In 2015, Donald Trump told America how he felt about women in office: “Can you imagine that, the face of our next president? I mean, she’s a woman, and I’m not supposed to say bad things, but really, folks, come on. Are we serious?”  

Apparently, misogyny is not confined as a male-only attribute.  In 2016, Trump only won a quarter of the vote among Hispanic women and 4% from black women.  However, he outperformed expectations among one group: white women. Long criticized, 52% of white women cast a ballot for Trump in the presidential election.  

Despite openly calling women pigs and facing sexual assault allegations from 22 women, white women in America still show higher approval ratings for Trump.  A recent study from Vox quantified that white women expressed a 45% approval rating for Trump, 3% above the national average of 42%.  In the heat of the feminist movement and a record-breaking number of women elected into Congress, citizens are asking white women: why?  

The phenomenon starts with perception.  Too often, people believe that because white women are suppressed by the patriarchy, they will support progressive social movements.  Our expectation that white women understand the history and oppression of colored communities is far from reality.

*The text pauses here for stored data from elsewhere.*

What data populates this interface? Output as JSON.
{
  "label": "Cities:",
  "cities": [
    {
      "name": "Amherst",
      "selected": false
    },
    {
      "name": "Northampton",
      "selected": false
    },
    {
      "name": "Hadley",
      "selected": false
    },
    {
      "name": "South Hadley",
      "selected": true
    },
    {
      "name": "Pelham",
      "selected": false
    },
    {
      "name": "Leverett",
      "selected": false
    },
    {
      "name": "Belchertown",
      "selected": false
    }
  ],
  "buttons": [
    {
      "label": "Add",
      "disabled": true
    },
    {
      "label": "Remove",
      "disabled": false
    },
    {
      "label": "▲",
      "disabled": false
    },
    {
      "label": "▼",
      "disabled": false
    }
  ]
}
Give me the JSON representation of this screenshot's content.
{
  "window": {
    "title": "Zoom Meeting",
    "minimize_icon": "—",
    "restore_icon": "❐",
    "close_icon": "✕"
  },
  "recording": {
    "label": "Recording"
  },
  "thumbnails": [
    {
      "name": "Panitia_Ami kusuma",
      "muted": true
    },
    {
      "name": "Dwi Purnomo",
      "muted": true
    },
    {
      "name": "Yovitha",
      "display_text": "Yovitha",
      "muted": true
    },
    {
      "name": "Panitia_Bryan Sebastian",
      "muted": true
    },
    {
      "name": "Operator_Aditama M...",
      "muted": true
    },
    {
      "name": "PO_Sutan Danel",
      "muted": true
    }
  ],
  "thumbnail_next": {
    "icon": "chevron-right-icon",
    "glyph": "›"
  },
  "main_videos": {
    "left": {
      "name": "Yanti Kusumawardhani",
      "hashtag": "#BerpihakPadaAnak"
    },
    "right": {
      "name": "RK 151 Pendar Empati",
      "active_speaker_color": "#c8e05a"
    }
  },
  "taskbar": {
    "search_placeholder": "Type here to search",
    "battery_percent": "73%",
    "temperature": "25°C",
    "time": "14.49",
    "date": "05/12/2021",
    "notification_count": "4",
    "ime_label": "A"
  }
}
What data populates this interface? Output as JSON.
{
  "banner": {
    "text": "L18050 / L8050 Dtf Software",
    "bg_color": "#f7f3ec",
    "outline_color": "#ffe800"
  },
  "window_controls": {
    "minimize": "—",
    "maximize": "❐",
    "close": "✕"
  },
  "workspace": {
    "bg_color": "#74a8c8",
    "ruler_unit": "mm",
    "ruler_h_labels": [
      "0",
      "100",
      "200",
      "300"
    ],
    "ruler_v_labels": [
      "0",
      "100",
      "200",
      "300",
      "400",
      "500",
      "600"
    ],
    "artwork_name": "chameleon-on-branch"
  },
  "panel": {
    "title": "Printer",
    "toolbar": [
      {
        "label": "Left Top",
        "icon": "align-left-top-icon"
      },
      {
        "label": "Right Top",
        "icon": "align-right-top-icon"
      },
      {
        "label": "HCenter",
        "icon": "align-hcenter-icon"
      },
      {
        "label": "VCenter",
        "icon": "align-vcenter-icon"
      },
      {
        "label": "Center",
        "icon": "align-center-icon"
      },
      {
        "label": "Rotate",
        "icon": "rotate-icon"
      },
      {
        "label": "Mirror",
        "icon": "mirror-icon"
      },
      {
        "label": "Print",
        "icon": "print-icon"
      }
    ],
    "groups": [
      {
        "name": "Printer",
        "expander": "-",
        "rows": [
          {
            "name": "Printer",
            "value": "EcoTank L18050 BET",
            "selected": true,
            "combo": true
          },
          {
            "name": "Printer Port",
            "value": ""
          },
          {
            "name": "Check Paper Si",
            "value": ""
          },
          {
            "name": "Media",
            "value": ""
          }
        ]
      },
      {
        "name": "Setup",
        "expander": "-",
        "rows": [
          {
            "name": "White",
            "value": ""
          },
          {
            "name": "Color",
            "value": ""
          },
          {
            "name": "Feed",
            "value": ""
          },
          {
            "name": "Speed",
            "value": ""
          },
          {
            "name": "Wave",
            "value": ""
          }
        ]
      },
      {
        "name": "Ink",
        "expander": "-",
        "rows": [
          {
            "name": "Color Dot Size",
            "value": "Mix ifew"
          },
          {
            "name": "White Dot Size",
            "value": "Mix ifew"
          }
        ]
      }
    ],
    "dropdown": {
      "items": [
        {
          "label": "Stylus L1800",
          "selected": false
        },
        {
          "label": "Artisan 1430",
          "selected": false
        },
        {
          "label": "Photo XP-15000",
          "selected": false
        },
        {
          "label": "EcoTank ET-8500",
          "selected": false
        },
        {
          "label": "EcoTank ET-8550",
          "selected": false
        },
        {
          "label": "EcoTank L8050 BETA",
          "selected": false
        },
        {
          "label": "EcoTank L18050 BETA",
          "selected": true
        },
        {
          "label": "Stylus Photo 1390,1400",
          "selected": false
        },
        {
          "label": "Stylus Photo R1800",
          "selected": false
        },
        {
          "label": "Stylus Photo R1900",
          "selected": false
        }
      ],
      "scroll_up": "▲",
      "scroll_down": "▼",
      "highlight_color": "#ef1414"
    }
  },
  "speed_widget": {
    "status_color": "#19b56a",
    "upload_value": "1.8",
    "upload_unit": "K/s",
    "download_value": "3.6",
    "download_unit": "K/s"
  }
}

When looking back to the mid-20th century, white women increasingly lobbied against school integration of Brown v. Board of Education and leading the charge against black-and-white public facilities.  Similarly, today many white women advocate for issues completely opposite of the leftist agenda, such as limiting reproductive rights.

Jackie Payne, the founder of GALvanize USA, an organization that is focusing specifically on engaging white women voters, explained that “White women in rural, small-town, and suburban America are connected to and surrounded by more conservative white men” than any other group.  Increasingly, these women are isolated by politics while holding certain conservative values close to heart.

Perhaps most impactful, is the lack of connection with white women.  Mass media has quickly jumped on the bandwagon for bashing white women for supporting “White Feminism” and voting for Trump.  By doing this, we further their negative sentiment towards the progressive movements. When other women value attacking over negotiating, this decreases the likelihood of finding a middle ground.  

Payne, having actively reached out to white women in the past year, believes these voting tendencies are a systemic problem resulting from a lack of information and influence from the environment.  As for the colored community, there needs to be a mutual understanding that a woman’s environment largely shapes their political views. Although a majority of white women voted for Trump, it’s not because they’re inherently bad people, it’s because of history and the way the left has responded to Republican women.  

When moving forward, it’s especially important to hold conversations.  When people are limited to echo chambers and live in confirmation bias, the status quo is reinforced.  Currently, the patriarchy affects all women, regardless of race or background. In order to create change, there needs to be uniformity and respect towards all women.  

After Trump assumed the presidency, news reporters question white women on why they voted for Trump.  Most responded with, “I don’t vote with my vagina.” Going forth in a heated political climate, we need to vote with our brains, and that’s a collective effort that requires all women for each other.